If you can do that, great! If you can't (say it's something like CI/CD repo with a bunch of different language involved and not every dev have setup for everything to be checked locally), having to override it to not run twice a year is still preferable over committing not working code. We run local checks for stuff that make sense (checking YAML correctness, or decoding encrypted YAMLs with user key so they also get checked), but the ones that don't go remote. It's faster. few ms RTT don't matter when you can leverage big server CPU to run the checks faster
Bonus points, it makes the pain point - interactive rebases - faster, because you can cache the output for a given file hash globally so existing commits during rebase take miliseconds to check at most
> Don't set the hook up automatically. Whatever tool you use that promises to make this reliable is wrong. There is not a way to do this reliably, and the number of times it's broken on me is more than I can count. Please just add docs for how to set it up manually, prominantly featured in your CONTRIBUTING docs. (You do have contributing docs, right?)
DO set it up automatically (or as much as possible. We have script that adds the hooks and sets the repo defaults we use). You don't want new developer to have to spend half a day setting up some git nonsense only to get it wrong. And once you change it, just rerun it
Pre-push might address some of the pain points but it doesn't address the biggest - it puts the developer in a "git hole" if they have something wrong in commit, because while pre-commit will just... cancel the commit till dev fixes it, with pre-push they now need to dig out knowledge on how to edit or undo existing commits
The pre-commit framework [1] abstracts all these issues away and offers a bunch of other advantages as well.

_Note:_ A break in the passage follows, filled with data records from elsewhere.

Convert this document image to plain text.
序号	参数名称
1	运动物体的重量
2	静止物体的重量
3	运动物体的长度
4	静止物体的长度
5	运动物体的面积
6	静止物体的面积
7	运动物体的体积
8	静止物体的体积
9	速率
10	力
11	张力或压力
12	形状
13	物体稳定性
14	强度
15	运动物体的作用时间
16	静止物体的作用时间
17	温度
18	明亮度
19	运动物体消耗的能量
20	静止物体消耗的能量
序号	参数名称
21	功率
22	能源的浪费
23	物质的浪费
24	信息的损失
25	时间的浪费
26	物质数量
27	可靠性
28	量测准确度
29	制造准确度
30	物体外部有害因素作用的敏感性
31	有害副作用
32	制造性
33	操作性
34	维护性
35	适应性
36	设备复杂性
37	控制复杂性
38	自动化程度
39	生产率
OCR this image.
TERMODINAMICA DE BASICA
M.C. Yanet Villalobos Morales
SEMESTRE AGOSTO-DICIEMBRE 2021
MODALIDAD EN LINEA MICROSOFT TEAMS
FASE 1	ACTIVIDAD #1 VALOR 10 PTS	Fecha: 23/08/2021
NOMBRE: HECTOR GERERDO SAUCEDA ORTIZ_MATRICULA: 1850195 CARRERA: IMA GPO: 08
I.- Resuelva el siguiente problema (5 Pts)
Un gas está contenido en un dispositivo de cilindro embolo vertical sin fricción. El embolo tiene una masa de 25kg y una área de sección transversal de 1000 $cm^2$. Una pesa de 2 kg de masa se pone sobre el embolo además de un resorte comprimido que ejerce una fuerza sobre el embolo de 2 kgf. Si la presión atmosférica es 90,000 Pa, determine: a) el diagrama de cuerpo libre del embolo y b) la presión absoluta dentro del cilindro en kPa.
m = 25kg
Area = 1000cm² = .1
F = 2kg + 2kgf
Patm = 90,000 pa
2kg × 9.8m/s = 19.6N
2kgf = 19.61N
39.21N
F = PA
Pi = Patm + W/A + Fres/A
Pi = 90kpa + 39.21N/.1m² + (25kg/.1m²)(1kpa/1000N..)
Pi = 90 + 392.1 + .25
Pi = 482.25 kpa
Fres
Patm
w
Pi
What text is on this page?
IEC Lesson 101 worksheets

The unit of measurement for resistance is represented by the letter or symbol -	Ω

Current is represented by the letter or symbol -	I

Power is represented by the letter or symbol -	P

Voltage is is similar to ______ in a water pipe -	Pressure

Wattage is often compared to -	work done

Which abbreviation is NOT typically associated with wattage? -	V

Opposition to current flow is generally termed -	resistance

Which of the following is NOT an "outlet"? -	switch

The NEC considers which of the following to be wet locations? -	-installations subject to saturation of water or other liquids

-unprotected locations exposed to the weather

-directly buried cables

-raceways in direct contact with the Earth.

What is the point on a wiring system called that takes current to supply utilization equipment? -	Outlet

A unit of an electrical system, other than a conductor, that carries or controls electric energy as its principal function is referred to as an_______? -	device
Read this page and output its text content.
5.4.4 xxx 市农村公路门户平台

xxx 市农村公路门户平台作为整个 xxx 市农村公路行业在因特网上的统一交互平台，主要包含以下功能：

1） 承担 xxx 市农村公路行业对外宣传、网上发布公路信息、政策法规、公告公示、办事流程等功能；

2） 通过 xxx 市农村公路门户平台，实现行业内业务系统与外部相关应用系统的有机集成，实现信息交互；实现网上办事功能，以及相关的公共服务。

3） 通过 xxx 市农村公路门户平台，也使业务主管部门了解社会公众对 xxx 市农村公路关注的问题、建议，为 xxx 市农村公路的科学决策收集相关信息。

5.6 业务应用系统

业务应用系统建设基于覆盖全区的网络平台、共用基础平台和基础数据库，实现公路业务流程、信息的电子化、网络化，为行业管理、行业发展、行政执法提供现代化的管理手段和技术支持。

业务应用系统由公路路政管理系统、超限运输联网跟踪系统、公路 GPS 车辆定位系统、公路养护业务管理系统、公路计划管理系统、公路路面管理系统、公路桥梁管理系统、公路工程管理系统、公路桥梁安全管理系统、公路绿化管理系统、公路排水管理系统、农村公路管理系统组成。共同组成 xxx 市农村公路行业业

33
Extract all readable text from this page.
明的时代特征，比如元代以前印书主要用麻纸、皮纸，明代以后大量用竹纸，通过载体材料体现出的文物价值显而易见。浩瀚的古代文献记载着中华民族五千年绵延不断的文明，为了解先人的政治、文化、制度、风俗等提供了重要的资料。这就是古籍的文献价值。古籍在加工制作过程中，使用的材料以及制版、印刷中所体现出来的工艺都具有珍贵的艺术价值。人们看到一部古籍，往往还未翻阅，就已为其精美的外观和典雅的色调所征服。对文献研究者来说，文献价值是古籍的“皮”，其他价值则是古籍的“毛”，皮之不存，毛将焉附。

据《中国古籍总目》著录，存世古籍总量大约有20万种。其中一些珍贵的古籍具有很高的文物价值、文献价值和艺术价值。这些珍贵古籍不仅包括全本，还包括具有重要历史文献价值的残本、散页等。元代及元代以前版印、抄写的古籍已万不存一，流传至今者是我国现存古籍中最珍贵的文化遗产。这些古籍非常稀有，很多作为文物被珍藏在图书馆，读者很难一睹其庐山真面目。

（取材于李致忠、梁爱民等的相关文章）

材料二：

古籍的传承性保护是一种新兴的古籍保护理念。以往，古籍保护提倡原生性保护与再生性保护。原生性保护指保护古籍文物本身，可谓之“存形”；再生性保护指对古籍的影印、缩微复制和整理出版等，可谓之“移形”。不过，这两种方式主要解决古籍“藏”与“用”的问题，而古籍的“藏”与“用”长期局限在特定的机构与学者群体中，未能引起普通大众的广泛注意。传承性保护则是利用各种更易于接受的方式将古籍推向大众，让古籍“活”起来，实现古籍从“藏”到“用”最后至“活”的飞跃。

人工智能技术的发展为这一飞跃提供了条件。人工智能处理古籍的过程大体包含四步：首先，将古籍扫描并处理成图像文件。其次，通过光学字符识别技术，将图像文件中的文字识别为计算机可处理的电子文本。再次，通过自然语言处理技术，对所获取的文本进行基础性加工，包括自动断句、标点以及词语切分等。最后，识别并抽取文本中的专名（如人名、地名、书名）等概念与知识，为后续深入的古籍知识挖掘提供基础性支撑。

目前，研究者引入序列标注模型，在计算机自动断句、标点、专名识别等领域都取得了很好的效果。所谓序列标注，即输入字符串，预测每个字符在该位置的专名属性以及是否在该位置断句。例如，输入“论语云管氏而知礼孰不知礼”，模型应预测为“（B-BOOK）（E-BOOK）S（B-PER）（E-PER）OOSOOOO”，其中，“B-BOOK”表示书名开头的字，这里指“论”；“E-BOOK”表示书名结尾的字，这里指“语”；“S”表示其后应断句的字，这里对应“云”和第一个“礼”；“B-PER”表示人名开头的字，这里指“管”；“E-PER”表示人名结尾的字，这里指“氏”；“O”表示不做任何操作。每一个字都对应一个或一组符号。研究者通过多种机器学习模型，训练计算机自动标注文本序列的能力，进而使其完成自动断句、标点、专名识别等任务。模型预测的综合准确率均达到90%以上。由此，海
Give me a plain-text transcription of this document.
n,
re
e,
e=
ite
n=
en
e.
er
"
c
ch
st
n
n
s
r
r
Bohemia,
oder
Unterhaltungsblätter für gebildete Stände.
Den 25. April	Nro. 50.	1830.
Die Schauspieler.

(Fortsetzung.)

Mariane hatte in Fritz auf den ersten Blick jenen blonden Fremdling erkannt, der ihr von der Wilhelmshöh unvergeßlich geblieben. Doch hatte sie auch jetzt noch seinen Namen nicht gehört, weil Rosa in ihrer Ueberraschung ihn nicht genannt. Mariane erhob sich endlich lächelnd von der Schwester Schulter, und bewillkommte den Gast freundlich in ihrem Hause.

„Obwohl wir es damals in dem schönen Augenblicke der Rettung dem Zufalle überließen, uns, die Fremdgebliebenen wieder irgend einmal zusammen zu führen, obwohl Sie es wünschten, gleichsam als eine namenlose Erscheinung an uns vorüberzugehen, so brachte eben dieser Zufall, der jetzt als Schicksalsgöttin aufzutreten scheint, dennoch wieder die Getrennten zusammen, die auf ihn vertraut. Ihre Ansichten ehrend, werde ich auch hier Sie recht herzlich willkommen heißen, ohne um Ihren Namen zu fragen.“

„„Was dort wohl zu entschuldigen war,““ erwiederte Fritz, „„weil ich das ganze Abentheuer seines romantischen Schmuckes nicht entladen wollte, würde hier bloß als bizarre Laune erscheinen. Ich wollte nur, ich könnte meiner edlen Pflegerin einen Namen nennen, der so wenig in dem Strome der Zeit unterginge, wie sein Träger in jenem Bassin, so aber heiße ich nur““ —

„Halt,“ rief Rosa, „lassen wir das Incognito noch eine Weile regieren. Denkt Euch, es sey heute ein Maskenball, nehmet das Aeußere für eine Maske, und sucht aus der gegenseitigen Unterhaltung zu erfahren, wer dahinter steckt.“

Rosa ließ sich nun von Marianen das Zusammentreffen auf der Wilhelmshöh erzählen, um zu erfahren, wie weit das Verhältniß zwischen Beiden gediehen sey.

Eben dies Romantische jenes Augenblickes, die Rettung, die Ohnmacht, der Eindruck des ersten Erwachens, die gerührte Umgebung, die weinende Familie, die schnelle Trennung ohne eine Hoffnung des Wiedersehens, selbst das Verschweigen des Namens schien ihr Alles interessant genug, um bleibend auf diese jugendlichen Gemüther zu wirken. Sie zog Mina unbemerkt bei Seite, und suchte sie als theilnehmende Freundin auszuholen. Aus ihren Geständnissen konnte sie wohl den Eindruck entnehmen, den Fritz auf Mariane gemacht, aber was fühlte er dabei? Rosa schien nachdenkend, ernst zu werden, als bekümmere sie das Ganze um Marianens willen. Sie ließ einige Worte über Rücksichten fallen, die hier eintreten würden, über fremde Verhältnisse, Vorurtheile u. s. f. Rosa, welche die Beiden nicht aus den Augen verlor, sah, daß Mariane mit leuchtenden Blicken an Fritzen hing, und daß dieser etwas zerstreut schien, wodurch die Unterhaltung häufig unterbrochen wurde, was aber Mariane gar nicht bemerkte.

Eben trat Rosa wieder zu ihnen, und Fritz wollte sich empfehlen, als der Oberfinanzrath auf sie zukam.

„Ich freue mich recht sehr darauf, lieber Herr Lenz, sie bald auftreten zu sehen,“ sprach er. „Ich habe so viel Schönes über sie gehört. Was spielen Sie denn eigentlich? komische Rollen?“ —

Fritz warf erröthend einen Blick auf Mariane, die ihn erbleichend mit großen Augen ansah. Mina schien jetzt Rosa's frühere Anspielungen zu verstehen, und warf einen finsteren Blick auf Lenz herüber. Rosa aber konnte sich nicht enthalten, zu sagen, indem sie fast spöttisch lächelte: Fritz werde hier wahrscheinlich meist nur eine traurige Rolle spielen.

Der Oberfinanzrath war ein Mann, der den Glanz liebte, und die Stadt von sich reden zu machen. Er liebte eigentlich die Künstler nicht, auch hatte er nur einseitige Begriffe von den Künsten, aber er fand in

This was a really interesting read. I'd highly recommend it for anybody who's setting up (or currently maintains) a pre-commit workflow for their developers.
I want to add one other note: in any large organization, some developers will use tools in ways nobody can predict. This includes Git. Don't try to force any particular workflow, including mandatory or automatically-enabled hooks.
Instead, put what you want in an optional pre-push hook and also put it into an early CI/CD step for your pull request checker. You'll get the same end result but your fussiest developers will be happier.